『機動戦士ガンダム THE ORIGIN I 青い瞳のキャスバル』を見る

 おれはRX-79世代であって、物心つくどころか、生まれたときには『機動戦士ガンダム』が始まったのである。おれはニュータイプでもなんでもないので、赤ん坊のころに『機動戦士ガンダム』を見ることもなければ、理解することもなかった。おれと『ガンダム』シリーズとの出会いはガン消し、カードダス、ファミコンディスクシステム?)、小説である。SDガンダムのビジュアルを頭に、少々難しく、ときどき小学生にはエロい小説を読んで、一年戦争を、グリプス戦役を頭に構築していったといってよい。
 『ガンダム』の再構築。このアニメの原作である安彦良和の漫画はそういったものだろう。なにかこう、こないだ一気読みした『エヴァ』の漫画版のようなものかもしれない。して、それをさらにアニメにするというのだから、なにかわからんなあという気になったのもたしかである。そういう理由で、なにかわからんから劇場公開はスルーしていた。していて、ようやく第一作を見た。
 感想はというと、すばらしいに尽きる。

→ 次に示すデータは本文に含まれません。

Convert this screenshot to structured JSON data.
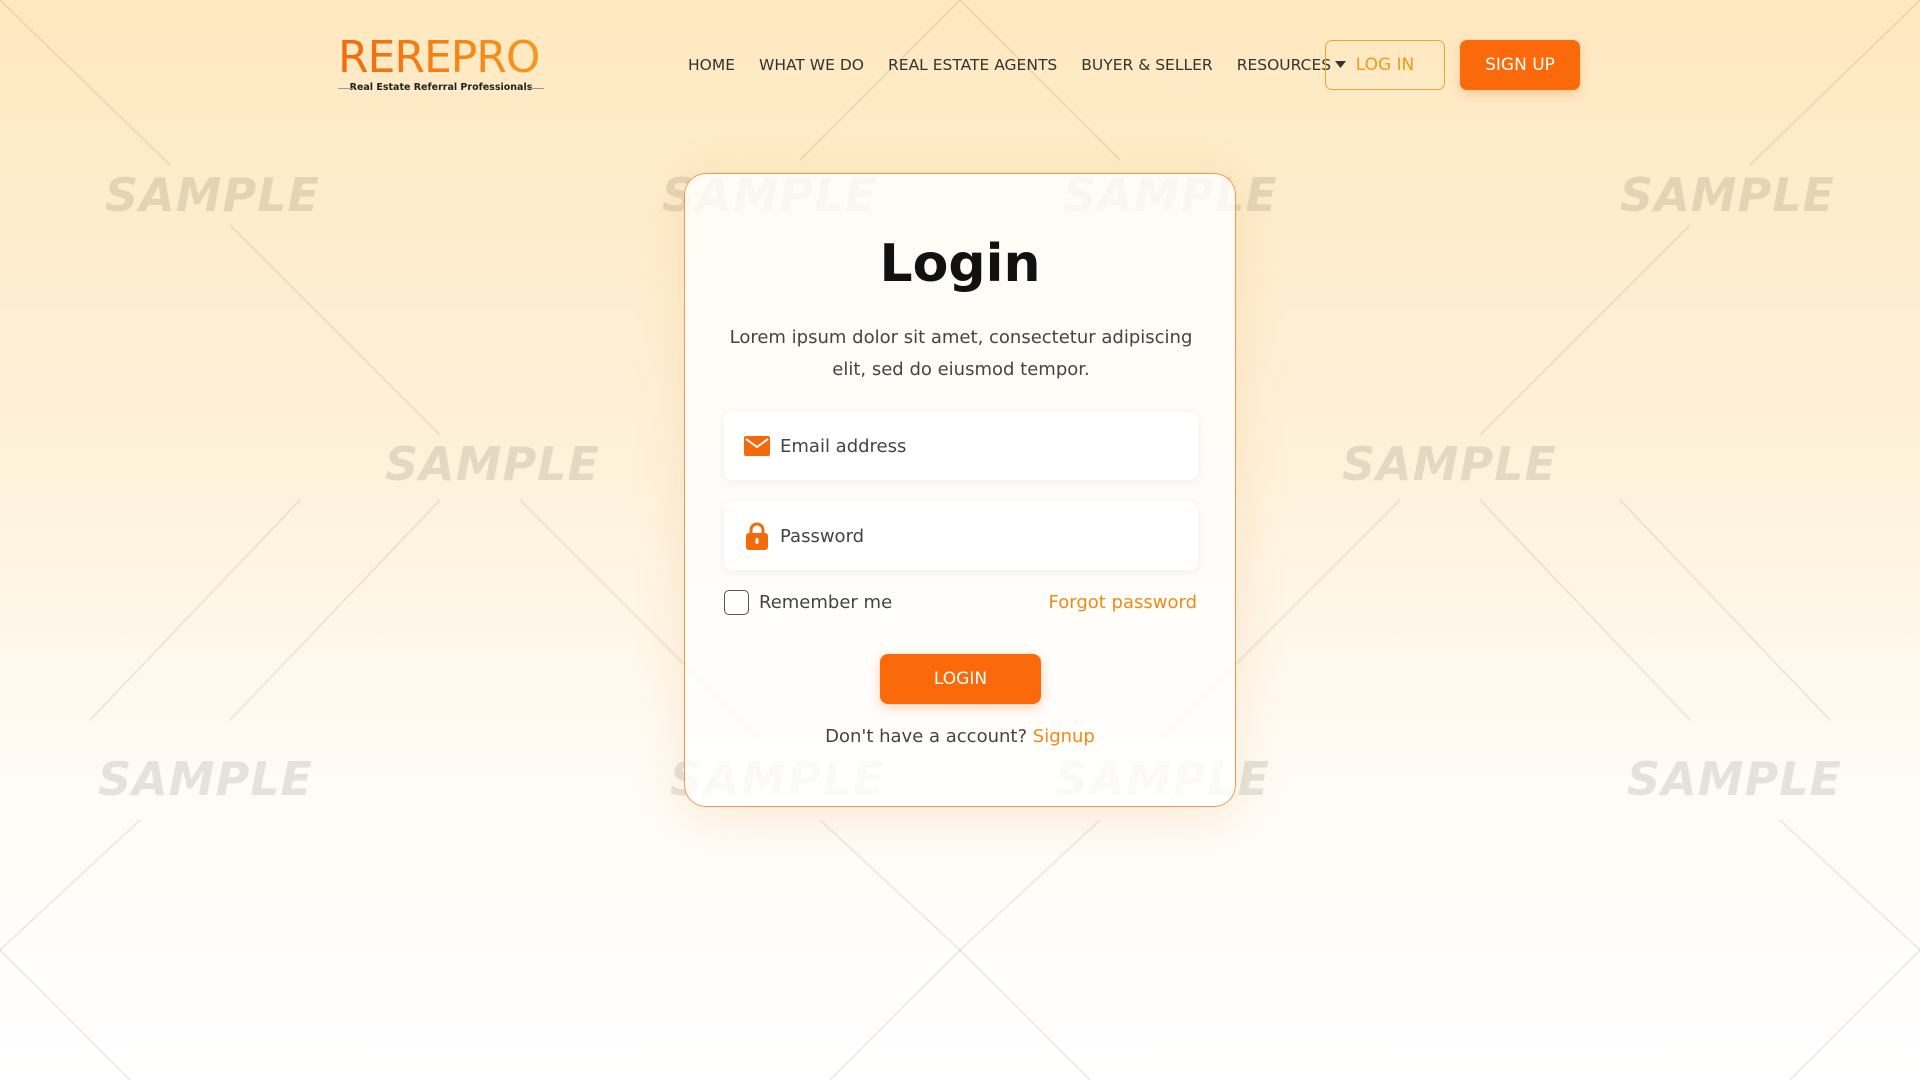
{
  "logo": {
    "brand": "REREPRO",
    "tagline": "Real Estate Referral Professionals"
  },
  "nav": {
    "items": [
      {
        "label": "HOME"
      },
      {
        "label": "WHAT WE DO"
      },
      {
        "label": "REAL ESTATE AGENTS"
      },
      {
        "label": "BUYER & SELLER"
      },
      {
        "label": "RESOURCES",
        "icon": "caret-down-icon"
      }
    ]
  },
  "header": {
    "login_label": "LOG IN",
    "signup_label": "SIGN UP"
  },
  "watermark": {
    "text": "SAMPLE"
  },
  "card": {
    "title": "Login",
    "subtitle": "Lorem ipsum dolor sit amet, consectetur adipiscing elit, sed do eiusmod tempor.",
    "email": {
      "placeholder": "Email address",
      "value": "",
      "icon": "mail-icon"
    },
    "password": {
      "placeholder": "Password",
      "value": "",
      "icon": "lock-icon"
    },
    "remember_label": "Remember me",
    "remember_checked": false,
    "forgot_label": "Forgot password",
    "login_button": "LOGIN",
    "no_account_text": "Don't have a account?",
    "signup_link": "Signup"
  },
  "colors": {
    "accent": "#fa6a0a",
    "accent_text": "#ef8b14",
    "outline": "#f0a52f"
  }
}
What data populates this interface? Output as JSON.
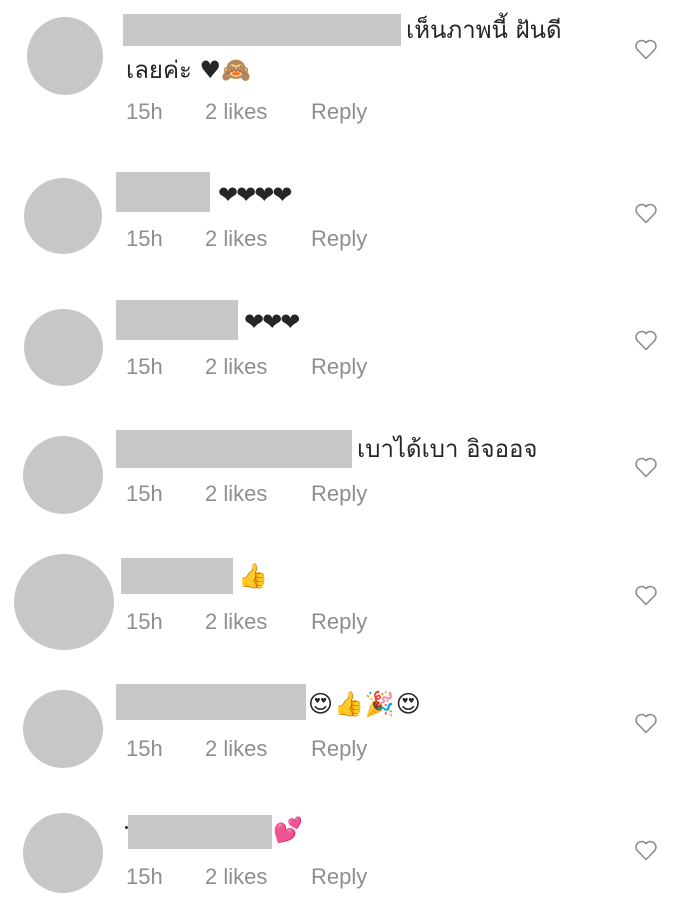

冒頭のシャアザクの動きに魅了され、回顧に戻ってサスロ・ザビやらジンバ・ラルを含めたあのあたりのことが丁寧に描かれている。しかも、なにかこう、なんかどっか懐かしい感じがするんだ。懐かしい感じのするアニメだ。それが、『ガンダム』の始まりの前、みたいな作品内時代背景とマッチしてるんだ。これはもう、すばらしいじゃないか。
 ちょっとだけひっかかるのはキャスバル兄さんの幼少期の声が田中真弓さんということであって、文句なしの実力、実績の持ち主なのだろうが、それゆえに昭和の子であるおれは「元気な少年キャラ」のイメージが強く(『ワンピース』はやや時代がずれてるのでよくしらない)、「キャスバル……かなあ?」という具合である。とはいえ、池田秀一に幼少期をやらせたら面白くなってしまう可能性もあってよくわからない。田村少年? あたりだと田中少年に近いのか。ようわからん。あと、『ガンダムさん』でセイラの声を名塚佳織さんがやってたので、こっちもそれだな! とか思ってたら違っていたのでやや残念。でも、潘めぐみというと、それはもうそういうことかという気にもなるか。
 しかしまあなんというか、なんかいいね。正直『ガンダムユニコーン』だと、「おまえらアッシマーとかギャプランの発展形とか見れば喜ぶんだろ?」みたいな感じをちょっと受けたりはしたけれど、本作にはそんな感じを受けなかった。今のところ。ガンタンクの基礎みたいなのが出てきても、「こんな感じなのか」という感じなのだ。これはもう、続きが楽しみだし、続きもできていることだし、追っていきたいと思う。わりと、積極的に。